Yeah, the same week I got fired from Goldsmith's in '91, I got dishwashing jobs at the Old Town Cafe and at the Golden Pheasant. I worked there for one night, and all I remember is how disgusting the kitchen was. Worse than that of the Palace Cafe, if you can believe it. I couldn't bring myself to go back the next night, so about two hours before my shift, I called in from a pay phone at Southgate Mall and told them I was quitting. They didn't seem to care at all.

Was that place legendary? I never set foot in there before or since my one shift (and to apply for the job I suppose), so I couldn't attest to anything about it except the ptomaine conditions in the kitchen.

Then of course it became Feruqi's, which, because of the appearance of its clientele, I like to call "90210-qui's".

- Varf Kaul September 04, 2003 11:47

Stets- let me plumb the depths of your formidable memory again. Or anyone else who knows the answer...

What the hell was the name of that weird bar on Front St. right next to the taxi station (not the Top Hat; the other direction)? You kinda had to go into an office building to get to it. There wasn't a single window in the place, and it seemed to cater largely to a redneck/softball crowd.

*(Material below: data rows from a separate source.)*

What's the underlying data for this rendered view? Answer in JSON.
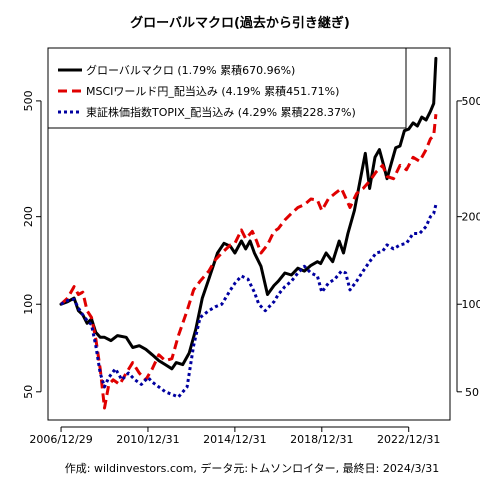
{
  "chart_data": {
    "type": "line",
    "title": "グローバルマクロ(過去から引き継ぎ)",
    "caption": "作成: wildinvestors.com, データ元:トムソンロイター, 最終日: 2024/3/31",
    "x_tick_labels": [
      "2006/12/29",
      "2010/12/31",
      "2014/12/31",
      "2018/12/31",
      "2022/12/31"
    ],
    "x_ticks": [
      2007.0,
      2011.0,
      2015.0,
      2019.0,
      2023.0
    ],
    "xlim": [
      2006.4,
      2024.9
    ],
    "y_scale": "log",
    "y_ticks": [
      50,
      100,
      200,
      500
    ],
    "y_tick_labels": [
      "50",
      "100",
      "200",
      "500"
    ],
    "ylim": [
      40,
      760
    ],
    "legend_position": "top-left",
    "series": [
      {
        "name": "グローバルマクロ (1.79% 累積670.96%)",
        "color": "#000000",
        "style": "solid",
        "x": [
          2007.0,
          2007.3,
          2007.6,
          2007.8,
          2008.0,
          2008.2,
          2008.4,
          2008.6,
          2008.8,
          2009.0,
          2009.3,
          2009.6,
          2010.0,
          2010.3,
          2010.6,
          2010.9,
          2011.2,
          2011.5,
          2011.8,
          2012.1,
          2012.3,
          2012.6,
          2012.9,
          2013.2,
          2013.5,
          2013.8,
          2014.0,
          2014.2,
          2014.5,
          2014.8,
          2015.0,
          2015.3,
          2015.5,
          2015.7,
          2015.9,
          2016.2,
          2016.5,
          2016.8,
          2017.0,
          2017.3,
          2017.6,
          2017.9,
          2018.2,
          2018.5,
          2018.8,
          2018.95,
          2019.2,
          2019.5,
          2019.8,
          2020.0,
          2020.2,
          2020.5,
          2020.8,
          2021.0,
          2021.2,
          2021.45,
          2021.65,
          2021.85,
          2022.0,
          2022.2,
          2022.4,
          2022.6,
          2022.8,
          2023.0,
          2023.2,
          2023.4,
          2023.6,
          2023.8,
          2024.0,
          2024.15,
          2024.25
        ],
        "values": [
          100,
          102,
          105,
          95,
          92,
          86,
          89,
          80,
          77,
          77,
          75,
          78,
          77,
          71,
          72,
          70,
          67,
          64,
          62,
          60,
          63,
          62,
          68,
          82,
          105,
          122,
          135,
          150,
          162,
          158,
          150,
          165,
          155,
          165,
          150,
          135,
          108,
          116,
          120,
          128,
          126,
          133,
          130,
          136,
          140,
          138,
          150,
          140,
          165,
          150,
          175,
          210,
          275,
          330,
          250,
          320,
          340,
          300,
          270,
          305,
          345,
          350,
          395,
          400,
          420,
          410,
          440,
          430,
          460,
          490,
          700
        ]
      },
      {
        "name": "MSCIワールド円_配当込み (4.19% 累積451.71%)",
        "color": "#e00000",
        "style": "dashed",
        "x": [
          2007.0,
          2007.3,
          2007.6,
          2007.8,
          2008.0,
          2008.2,
          2008.4,
          2008.6,
          2008.8,
          2009.0,
          2009.2,
          2009.4,
          2009.7,
          2010.0,
          2010.3,
          2010.6,
          2010.9,
          2011.2,
          2011.5,
          2011.8,
          2012.1,
          2012.4,
          2012.8,
          2013.1,
          2013.4,
          2013.8,
          2014.1,
          2014.4,
          2014.8,
          2015.0,
          2015.3,
          2015.5,
          2015.8,
          2016.0,
          2016.2,
          2016.5,
          2016.8,
          2017.0,
          2017.3,
          2017.6,
          2017.9,
          2018.2,
          2018.5,
          2018.8,
          2019.0,
          2019.3,
          2019.6,
          2019.9,
          2020.1,
          2020.3,
          2020.6,
          2020.9,
          2021.2,
          2021.5,
          2021.8,
          2022.0,
          2022.3,
          2022.6,
          2022.9,
          2023.2,
          2023.5,
          2023.8,
          2024.0,
          2024.15,
          2024.25
        ],
        "values": [
          100,
          105,
          115,
          108,
          110,
          95,
          90,
          76,
          60,
          44,
          53,
          55,
          53,
          58,
          63,
          58,
          55,
          60,
          67,
          64,
          65,
          78,
          95,
          112,
          120,
          130,
          142,
          150,
          160,
          162,
          180,
          168,
          178,
          165,
          150,
          160,
          178,
          182,
          195,
          205,
          215,
          220,
          230,
          228,
          210,
          230,
          240,
          250,
          232,
          215,
          240,
          250,
          265,
          285,
          300,
          275,
          270,
          300,
          290,
          320,
          310,
          340,
          370,
          380,
          450
        ]
      },
      {
        "name": "東証株価指数TOPIX_配当込み (4.29% 累積228.37%)",
        "color": "#0000a0",
        "style": "dotted",
        "x": [
          2007.0,
          2007.3,
          2007.6,
          2007.8,
          2008.0,
          2008.2,
          2008.4,
          2008.6,
          2008.8,
          2009.0,
          2009.2,
          2009.5,
          2009.8,
          2010.1,
          2010.4,
          2010.7,
          2011.0,
          2011.2,
          2011.5,
          2011.8,
          2012.1,
          2012.4,
          2012.8,
          2013.1,
          2013.4,
          2013.8,
          2014.1,
          2014.4,
          2014.8,
          2015.0,
          2015.3,
          2015.6,
          2015.9,
          2016.1,
          2016.4,
          2016.8,
          2017.0,
          2017.3,
          2017.6,
          2017.9,
          2018.2,
          2018.5,
          2018.8,
          2019.0,
          2019.3,
          2019.6,
          2019.9,
          2020.1,
          2020.3,
          2020.6,
          2020.9,
          2021.2,
          2021.5,
          2021.8,
          2022.0,
          2022.3,
          2022.6,
          2022.9,
          2023.2,
          2023.5,
          2023.8,
          2024.0,
          2024.15,
          2024.25
        ],
        "values": [
          100,
          103,
          104,
          97,
          92,
          88,
          85,
          72,
          58,
          52,
          56,
          60,
          55,
          58,
          55,
          53,
          56,
          54,
          52,
          50,
          49,
          48,
          52,
          72,
          90,
          95,
          98,
          100,
          112,
          118,
          125,
          122,
          110,
          100,
          95,
          102,
          108,
          115,
          120,
          128,
          135,
          128,
          125,
          110,
          118,
          122,
          130,
          128,
          112,
          120,
          130,
          140,
          150,
          152,
          160,
          155,
          160,
          162,
          175,
          175,
          185,
          200,
          205,
          220
        ]
      }
    ]
  }
}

- Zidd Kaul September 04, 2003 11:52

I think you're talking about The Boardroom, but I could be wrong. I think I only went there once.

D

Oh, and both the drinks and ice cream are self-serve at the Golden Dragon, so the tipping definitely falls in the "personal choice" column. Come to think of it, I've never tipped. Man, I'm a cheapass.

- Drinkr September 04, 2003 14:10

Ah yes, the Boardroom. Thank you, masked stranger.

Also, thanks to Nonfat Nat Cundy for jacking up the red values on the Chinese food photo to an appropriate level. Nat also passed along the following link, which contains possibly the most disgusting photo I've ever seen in my life.

http://poetry.rotten.com/weightlifter/

- Fruc Kaul September 04, 2003 22:28

HOLY SHIT!

I really wasn't sure what I was seeing in that picture until I read the text. That poor guy! It gives an entirely new meaning to the phrase "a pain in the ass!"